Is Protein Coffee Actually Good for You?

Is Protein Coffee Actually Good for You?

TikTok probably isn’t the best place to go for dietary advice. While the platform does have a more useful side — with experts who offer insight into healthcare, sex education and social activism — TikTok’s health and fitness content often trends superfluous and fantastical. Think: flash-in-the-pan workout challenges, skincare boosters, detox teas and appetite suppressors.

Every once in a while, though, something takes off that isn’t all that bad. Like the “protein coffee” trend, which currently has about four million views under the #proffee tag.
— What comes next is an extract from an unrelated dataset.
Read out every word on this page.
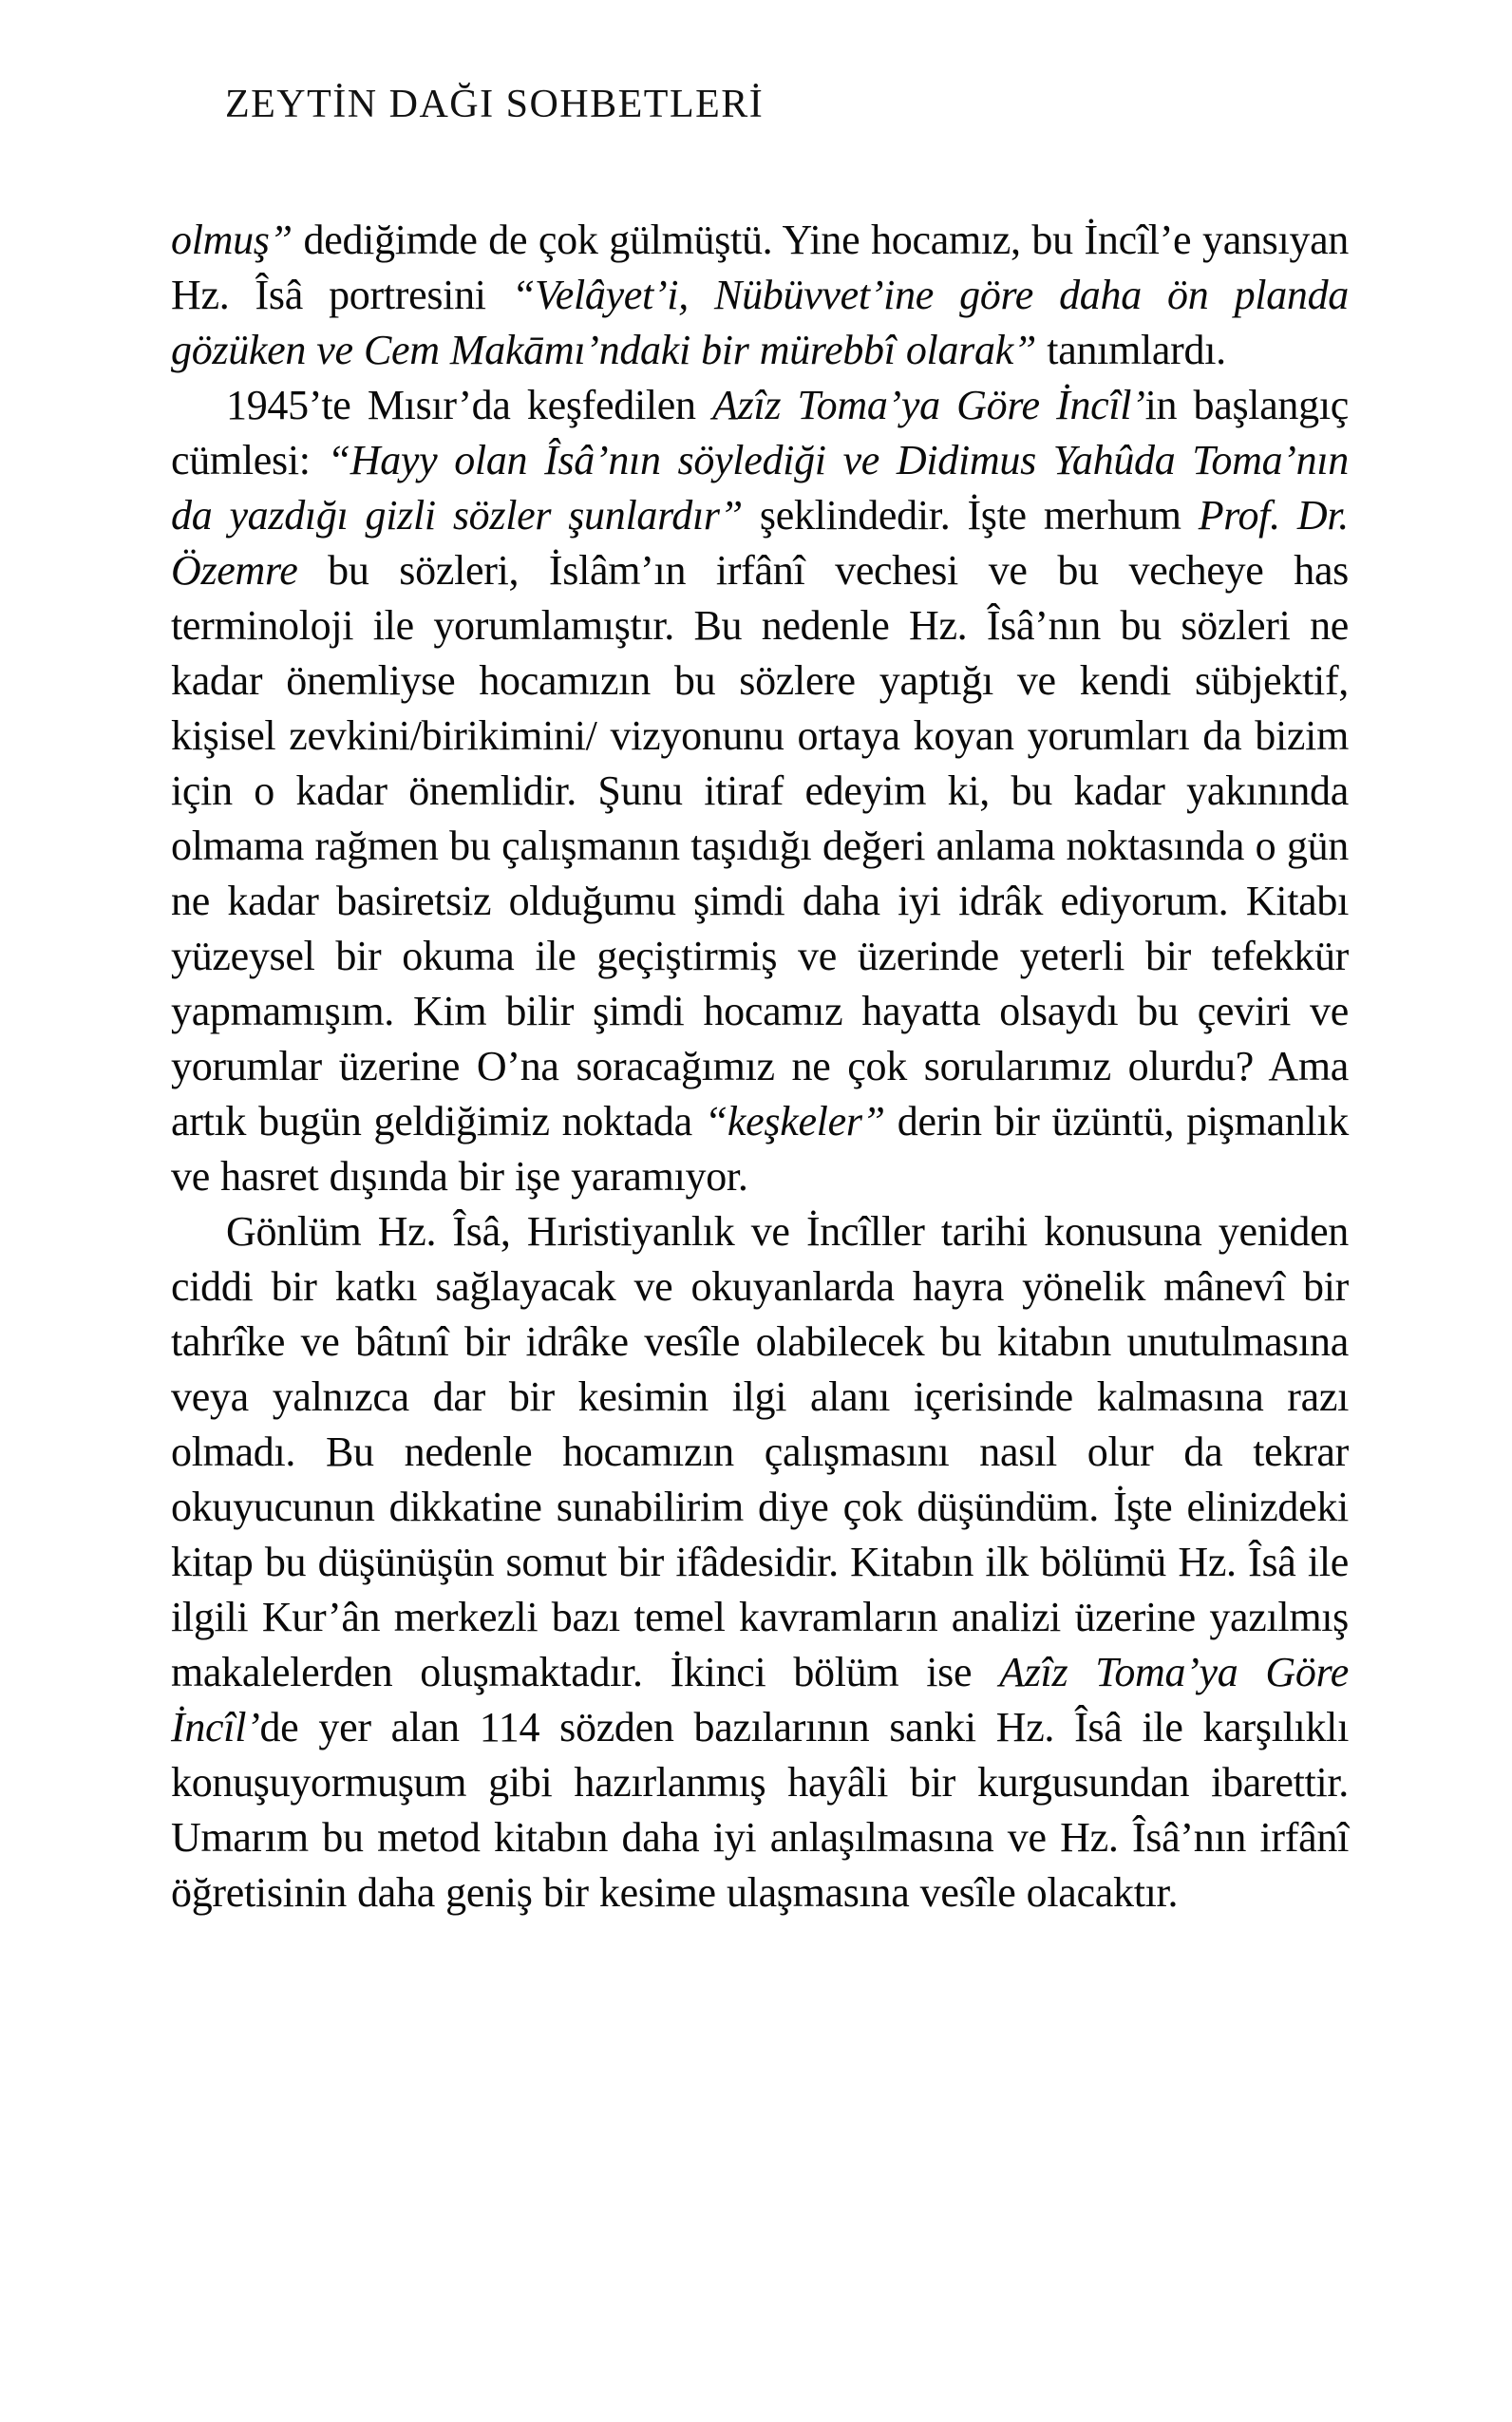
ZEYTİN DAĞI SOHBETLERİ

olmuş” dediğimde de çok gülmüştü. Yine hocamız, bu İncîl’e yansıyan Hz. Îsâ portresini “Velâyet’i, Nübüvvet’ine göre daha ön planda gözüken ve Cem Makāmı’ndaki bir mürebbî olarak” tanımlardı.

1945’te Mısır’da keşfedilen Azîz Toma’ya Göre İncîl’in başlangıç cümlesi: “Hayy olan Îsâ’nın söylediği ve Didimus Yahûda Toma’nın da yazdığı gizli sözler şunlardır” şeklindedir. İşte merhum Prof. Dr. Özemre bu sözleri, İslâm’ın irfânî vechesi ve bu vecheye has terminoloji ile yorumlamıştır. Bu nedenle Hz. Îsâ’nın bu sözleri ne kadar önemliyse hocamızın bu sözlere yaptığı ve kendi sübjektif, kişisel zevkini/birikimini/ vizyonunu ortaya koyan yorumları da bizim için o kadar önemlidir. Şunu itiraf edeyim ki, bu kadar yakınında olmama rağmen bu çalışmanın taşıdığı değeri anlama noktasında o gün ne kadar basiretsiz olduğumu şimdi daha iyi idrâk ediyorum. Kitabı yüzeysel bir okuma ile geçiştirmiş ve üzerinde yeterli bir tefekkür yapmamışım. Kim bilir şimdi hocamız hayatta olsaydı bu çeviri ve yorumlar üzerine O’na soracağımız ne çok sorularımız olurdu? Ama artık bugün geldiğimiz noktada “keşkeler” derin bir üzüntü, pişmanlık ve hasret dışında bir işe yaramıyor.

Gönlüm Hz. Îsâ, Hıristiyanlık ve İncîller tarihi konusuna yeniden ciddi bir katkı sağlayacak ve okuyanlarda hayra yönelik mânevî bir tahrîke ve bâtınî bir idrâke vesîle olabilecek bu kitabın unutulmasına veya yalnızca dar bir kesimin ilgi alanı içerisinde kalmasına razı olmadı. Bu nedenle hocamızın çalışmasını nasıl olur da tekrar okuyucunun dikkatine sunabilirim diye çok düşündüm. İşte elinizdeki kitap bu düşünüşün somut bir ifâdesidir. Kitabın ilk bölümü Hz. Îsâ ile ilgili Kur’ân merkezli bazı temel kavramların analizi üzerine yazılmış makalelerden oluşmaktadır. İkinci bölüm ise Azîz Toma’ya Göre İncîl’de yer alan 114 sözden bazılarının sanki Hz. Îsâ ile karşılıklı konuşuyormuşum gibi hazırlanmış hayâli bir kurgusundan ibarettir. Umarım bu metod kitabın daha iyi anlaşılmasına ve Hz. Îsâ’nın irfânî öğretisinin daha geniş bir kesime ulaşmasına vesîle olacaktır.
Protein coffee is exactly what it sounds like. TikTok users have been posting videos of themselves pouring protein powder or pre-made protein mixes into their morning coffee. Some have even gotten in the habit of making “iced coffee shakes” from scratch, mixing ice, coffee, creamer and vanilla protein powder in a blender.

Why has this gotten so popular? That’s somewhat unclear. High-protein, low-sugar caffeinated beverages are definitely having a moment right now — Super Coffee was valued at $400 million earlier this year, and alternatives like mushroom-based MUDWTR are picking up steam. But TikTok’s home-“brewed” DIY option seems to have won supporters here likely for their cost effectiveness, and as an aspirational addition to add to one’s morning routine.

Plus, many of these videos stump for protein coffee as a pre-workout drink. The science does back up that concept — as we’ve written in the past, drinking coffee 30 to 60 minutes before a workout helps preserve glycogen during prolonged activity. Meanwhile, timed protein intake isn’t as important as most trainees give it credit for. The infamous “anabolic window” (a period of time after a gym session to guzzle protein and fuel fatigued muscles), is larger than most know, and it’s ultimately more important to get sufficient protein than consume it at the very perfect time.

That’s all to say, protein coffee isn’t a bad way to start your day. It can also help you hit some numbers on your dietary reference intake chart. Assuming you keep some of the more sugary /fatty additives out of there, it’s a pretty healthy change of pace from a Starbucks venti.

Just remember not to confuse #proffee with a proper meal. If you’re chugging the blend to make up for a lack of fuel or sleep before you head to your workout, try to push that wake-up time back. You’d be better served with steel-cut oatmeal, a couple eggs, a banana, and a water. And on the caffeine front, make sure to monitor (at least once in a while) how exercise feels without it. It’s an effective pre-workout, yes, but if you need it in order to move your body around, it might be time to cut back.